If that doesn't pan out, they are sold for between $100 to $200 US per person, often as day labourers in construction or agriculture.
The IOM interviewed dozens of West Africans who recounted being sold in garages and car parks in the southern city of Sabha, one of Libya's main migrant smuggling hubs.
The trade mostly targets men, Belbeisi said, but the IOM has also heard stories of women being sold into sexual slavery.
The stories are all different, he said, but the common thread in all of them is violence and hunger.
'You can be killed'
"They live in a very poor conditions, they receive just the minimal amount of food, just to keep them alive, and the treatment that they face also is inhumane," he said. "Many are subject to violence and it can reach a level where you can be killed if you cause problems to those smugglers."
Some who don't snag a ransom for their kidnappers are reportedly killed or left to starve to death, then are buried in unmarked graves with families back home uncertain of their fate.

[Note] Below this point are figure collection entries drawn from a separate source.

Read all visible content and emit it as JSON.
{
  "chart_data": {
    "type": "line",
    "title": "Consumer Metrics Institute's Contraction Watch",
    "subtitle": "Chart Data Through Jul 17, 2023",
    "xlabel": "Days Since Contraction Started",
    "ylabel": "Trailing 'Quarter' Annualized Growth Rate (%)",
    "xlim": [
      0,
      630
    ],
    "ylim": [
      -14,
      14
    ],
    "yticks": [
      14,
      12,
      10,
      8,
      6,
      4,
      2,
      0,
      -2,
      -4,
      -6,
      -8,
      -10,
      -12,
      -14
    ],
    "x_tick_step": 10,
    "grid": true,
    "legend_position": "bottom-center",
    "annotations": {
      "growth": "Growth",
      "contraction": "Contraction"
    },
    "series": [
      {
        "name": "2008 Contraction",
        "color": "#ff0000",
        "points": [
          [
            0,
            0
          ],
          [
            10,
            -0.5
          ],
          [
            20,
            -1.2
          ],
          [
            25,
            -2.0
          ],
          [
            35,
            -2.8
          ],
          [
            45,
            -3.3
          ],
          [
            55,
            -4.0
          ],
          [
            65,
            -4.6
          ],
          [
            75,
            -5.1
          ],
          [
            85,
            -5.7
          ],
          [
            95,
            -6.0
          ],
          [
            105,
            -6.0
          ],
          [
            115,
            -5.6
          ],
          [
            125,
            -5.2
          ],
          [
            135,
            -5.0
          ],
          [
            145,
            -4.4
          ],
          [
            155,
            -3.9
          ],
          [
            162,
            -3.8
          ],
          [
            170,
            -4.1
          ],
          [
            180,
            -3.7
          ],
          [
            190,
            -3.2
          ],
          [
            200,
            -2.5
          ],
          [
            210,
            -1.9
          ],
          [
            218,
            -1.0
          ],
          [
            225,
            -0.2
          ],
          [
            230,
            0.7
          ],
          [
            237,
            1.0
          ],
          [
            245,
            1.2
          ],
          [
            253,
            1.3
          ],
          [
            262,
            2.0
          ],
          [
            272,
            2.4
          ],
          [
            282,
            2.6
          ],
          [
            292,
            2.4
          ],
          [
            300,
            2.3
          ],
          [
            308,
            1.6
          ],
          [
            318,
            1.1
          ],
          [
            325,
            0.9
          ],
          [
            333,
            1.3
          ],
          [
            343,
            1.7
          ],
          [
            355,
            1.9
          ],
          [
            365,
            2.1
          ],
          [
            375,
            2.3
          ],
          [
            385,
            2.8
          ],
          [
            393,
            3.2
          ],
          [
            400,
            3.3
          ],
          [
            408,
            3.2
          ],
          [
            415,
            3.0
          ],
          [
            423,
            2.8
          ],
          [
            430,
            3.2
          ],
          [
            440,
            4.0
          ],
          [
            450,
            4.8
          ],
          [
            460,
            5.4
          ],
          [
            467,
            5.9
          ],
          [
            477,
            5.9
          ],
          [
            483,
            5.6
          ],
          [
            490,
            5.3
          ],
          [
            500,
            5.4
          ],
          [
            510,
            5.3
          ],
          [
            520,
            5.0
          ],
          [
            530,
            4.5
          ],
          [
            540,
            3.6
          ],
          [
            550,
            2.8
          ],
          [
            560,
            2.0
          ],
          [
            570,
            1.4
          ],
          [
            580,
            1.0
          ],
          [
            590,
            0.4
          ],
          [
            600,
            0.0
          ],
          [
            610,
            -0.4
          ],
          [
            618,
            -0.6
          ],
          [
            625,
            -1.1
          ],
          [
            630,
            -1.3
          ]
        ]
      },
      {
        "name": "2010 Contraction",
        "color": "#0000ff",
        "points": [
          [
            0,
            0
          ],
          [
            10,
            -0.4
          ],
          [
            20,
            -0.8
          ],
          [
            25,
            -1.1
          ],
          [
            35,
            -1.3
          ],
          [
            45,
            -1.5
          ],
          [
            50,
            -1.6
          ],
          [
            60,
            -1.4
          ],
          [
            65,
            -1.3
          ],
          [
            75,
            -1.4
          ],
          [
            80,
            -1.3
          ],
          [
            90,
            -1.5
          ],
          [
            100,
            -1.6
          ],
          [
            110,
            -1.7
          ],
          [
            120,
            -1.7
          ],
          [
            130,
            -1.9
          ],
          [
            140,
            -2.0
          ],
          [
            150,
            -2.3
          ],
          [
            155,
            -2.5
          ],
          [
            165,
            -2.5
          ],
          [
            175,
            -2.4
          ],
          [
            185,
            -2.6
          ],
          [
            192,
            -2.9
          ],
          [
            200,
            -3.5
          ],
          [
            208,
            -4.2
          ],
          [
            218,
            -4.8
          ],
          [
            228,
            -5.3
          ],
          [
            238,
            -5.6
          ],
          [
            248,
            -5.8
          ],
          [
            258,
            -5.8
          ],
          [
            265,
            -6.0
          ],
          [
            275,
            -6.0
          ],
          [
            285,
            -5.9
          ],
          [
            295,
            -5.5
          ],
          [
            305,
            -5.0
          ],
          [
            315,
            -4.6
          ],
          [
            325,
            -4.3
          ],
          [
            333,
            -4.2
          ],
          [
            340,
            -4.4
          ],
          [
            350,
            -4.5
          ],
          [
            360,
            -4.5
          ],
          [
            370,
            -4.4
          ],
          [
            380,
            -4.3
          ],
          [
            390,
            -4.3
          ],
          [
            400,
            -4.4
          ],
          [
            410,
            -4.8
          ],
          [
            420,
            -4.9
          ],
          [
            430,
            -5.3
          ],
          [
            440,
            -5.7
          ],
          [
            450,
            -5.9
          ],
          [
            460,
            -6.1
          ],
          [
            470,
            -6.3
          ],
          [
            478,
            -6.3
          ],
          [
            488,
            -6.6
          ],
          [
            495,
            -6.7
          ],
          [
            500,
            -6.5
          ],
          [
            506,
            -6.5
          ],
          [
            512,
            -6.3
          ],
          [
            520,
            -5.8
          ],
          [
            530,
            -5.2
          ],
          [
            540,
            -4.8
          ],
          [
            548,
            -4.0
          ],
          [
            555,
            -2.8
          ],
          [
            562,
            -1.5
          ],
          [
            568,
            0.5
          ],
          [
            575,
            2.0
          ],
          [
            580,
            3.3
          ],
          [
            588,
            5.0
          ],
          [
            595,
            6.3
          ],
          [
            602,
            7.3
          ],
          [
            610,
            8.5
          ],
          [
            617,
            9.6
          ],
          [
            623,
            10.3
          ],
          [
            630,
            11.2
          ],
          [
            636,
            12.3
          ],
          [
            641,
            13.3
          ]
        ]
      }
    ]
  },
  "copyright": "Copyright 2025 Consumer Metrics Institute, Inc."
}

"We are hearing about mass graves in the desert," Mohammed Abdiker, IOM's director of operations and emergencies, said in a statement.
Libya is the main gateway for migrants attempting to reach Europe by sea, with more than 150,000 people making the crossing in each of the past three years.

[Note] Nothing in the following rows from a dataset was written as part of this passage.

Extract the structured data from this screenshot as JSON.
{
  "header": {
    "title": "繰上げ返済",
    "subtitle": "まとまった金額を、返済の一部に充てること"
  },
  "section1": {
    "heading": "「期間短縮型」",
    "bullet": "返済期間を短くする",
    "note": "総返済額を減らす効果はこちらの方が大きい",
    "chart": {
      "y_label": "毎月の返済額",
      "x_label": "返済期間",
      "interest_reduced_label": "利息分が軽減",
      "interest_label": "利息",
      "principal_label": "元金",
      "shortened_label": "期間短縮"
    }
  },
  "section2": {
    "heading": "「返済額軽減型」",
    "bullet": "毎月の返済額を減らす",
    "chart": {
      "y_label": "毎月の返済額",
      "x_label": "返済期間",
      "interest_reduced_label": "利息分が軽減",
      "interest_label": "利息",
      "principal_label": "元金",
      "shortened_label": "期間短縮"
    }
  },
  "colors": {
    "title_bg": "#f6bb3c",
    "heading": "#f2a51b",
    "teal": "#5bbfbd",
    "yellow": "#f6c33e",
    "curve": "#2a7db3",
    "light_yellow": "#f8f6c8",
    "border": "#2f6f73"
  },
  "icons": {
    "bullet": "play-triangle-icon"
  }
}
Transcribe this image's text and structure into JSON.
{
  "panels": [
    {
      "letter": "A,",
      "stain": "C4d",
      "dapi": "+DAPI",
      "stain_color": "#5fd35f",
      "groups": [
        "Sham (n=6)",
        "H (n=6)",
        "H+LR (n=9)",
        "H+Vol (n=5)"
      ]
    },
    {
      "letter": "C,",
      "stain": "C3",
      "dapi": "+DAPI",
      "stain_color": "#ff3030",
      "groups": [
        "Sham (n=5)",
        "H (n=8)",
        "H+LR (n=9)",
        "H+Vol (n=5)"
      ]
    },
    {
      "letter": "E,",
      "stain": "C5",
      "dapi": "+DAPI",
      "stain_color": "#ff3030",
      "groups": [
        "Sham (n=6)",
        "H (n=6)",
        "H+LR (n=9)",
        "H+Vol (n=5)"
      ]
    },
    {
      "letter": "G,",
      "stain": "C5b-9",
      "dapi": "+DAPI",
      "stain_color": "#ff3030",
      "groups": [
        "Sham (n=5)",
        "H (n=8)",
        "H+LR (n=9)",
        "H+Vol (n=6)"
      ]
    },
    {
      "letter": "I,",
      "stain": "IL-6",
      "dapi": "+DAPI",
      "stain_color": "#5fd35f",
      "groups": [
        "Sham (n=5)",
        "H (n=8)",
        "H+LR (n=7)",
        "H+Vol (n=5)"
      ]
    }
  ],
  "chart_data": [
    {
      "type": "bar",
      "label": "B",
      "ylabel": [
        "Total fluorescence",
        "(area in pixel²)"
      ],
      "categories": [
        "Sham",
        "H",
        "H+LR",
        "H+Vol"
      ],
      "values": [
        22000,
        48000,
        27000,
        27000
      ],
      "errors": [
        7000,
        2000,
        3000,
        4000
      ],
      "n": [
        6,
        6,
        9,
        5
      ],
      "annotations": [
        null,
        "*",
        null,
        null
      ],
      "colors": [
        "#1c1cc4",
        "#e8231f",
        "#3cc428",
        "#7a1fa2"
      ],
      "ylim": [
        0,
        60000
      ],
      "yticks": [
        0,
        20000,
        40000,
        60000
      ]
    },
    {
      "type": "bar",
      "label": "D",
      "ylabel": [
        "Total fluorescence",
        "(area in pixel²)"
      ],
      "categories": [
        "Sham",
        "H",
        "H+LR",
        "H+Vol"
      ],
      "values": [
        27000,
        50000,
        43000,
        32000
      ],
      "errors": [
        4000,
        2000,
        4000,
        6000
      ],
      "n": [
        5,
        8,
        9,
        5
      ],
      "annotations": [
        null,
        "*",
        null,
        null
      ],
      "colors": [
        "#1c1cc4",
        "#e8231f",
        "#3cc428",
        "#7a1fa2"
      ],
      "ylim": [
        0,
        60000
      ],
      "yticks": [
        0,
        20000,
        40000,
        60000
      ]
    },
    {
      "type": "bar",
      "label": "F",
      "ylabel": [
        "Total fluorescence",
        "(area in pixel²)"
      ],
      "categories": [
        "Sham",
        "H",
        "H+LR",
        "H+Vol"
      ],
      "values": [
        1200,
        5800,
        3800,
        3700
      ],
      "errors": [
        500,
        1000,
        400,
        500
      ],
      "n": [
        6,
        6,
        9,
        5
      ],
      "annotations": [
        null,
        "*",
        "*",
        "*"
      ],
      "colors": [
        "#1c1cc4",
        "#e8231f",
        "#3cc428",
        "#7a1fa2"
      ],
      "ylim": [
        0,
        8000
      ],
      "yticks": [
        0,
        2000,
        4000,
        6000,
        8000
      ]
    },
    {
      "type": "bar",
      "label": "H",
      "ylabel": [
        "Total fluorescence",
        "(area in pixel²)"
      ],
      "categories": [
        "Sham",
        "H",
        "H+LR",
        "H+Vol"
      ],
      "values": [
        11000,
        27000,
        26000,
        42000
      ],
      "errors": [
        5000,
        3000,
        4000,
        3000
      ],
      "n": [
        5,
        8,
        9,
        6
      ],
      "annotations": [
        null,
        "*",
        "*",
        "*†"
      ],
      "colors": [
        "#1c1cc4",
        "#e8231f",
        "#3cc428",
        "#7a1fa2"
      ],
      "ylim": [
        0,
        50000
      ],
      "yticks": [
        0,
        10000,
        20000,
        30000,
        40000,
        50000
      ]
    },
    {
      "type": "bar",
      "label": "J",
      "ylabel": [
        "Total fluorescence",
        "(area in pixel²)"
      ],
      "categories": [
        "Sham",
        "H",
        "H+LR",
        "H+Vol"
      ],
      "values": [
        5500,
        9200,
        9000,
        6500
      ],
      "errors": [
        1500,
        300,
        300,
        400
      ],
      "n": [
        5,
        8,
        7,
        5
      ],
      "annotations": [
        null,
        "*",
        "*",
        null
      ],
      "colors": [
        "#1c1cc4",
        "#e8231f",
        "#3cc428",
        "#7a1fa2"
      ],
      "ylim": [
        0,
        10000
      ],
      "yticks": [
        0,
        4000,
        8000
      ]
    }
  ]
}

So far this year an estimated 32,657 migrants have crossed to Italy, over 7,000 more than during the same period in 2016, according to UN estimates. More than 800 are known to have died at sea in 2017 while an unknown number perish during their journey north through the desert. In 2016, some 3,800 died.
"People fleeing their countries looking for better life, they end up in a much worse situation," Belbeisi said. "And you can imagine if you accept this very high risk, it means that you have very limited options back home, and I believe those people deserve better treatment and better opportuities."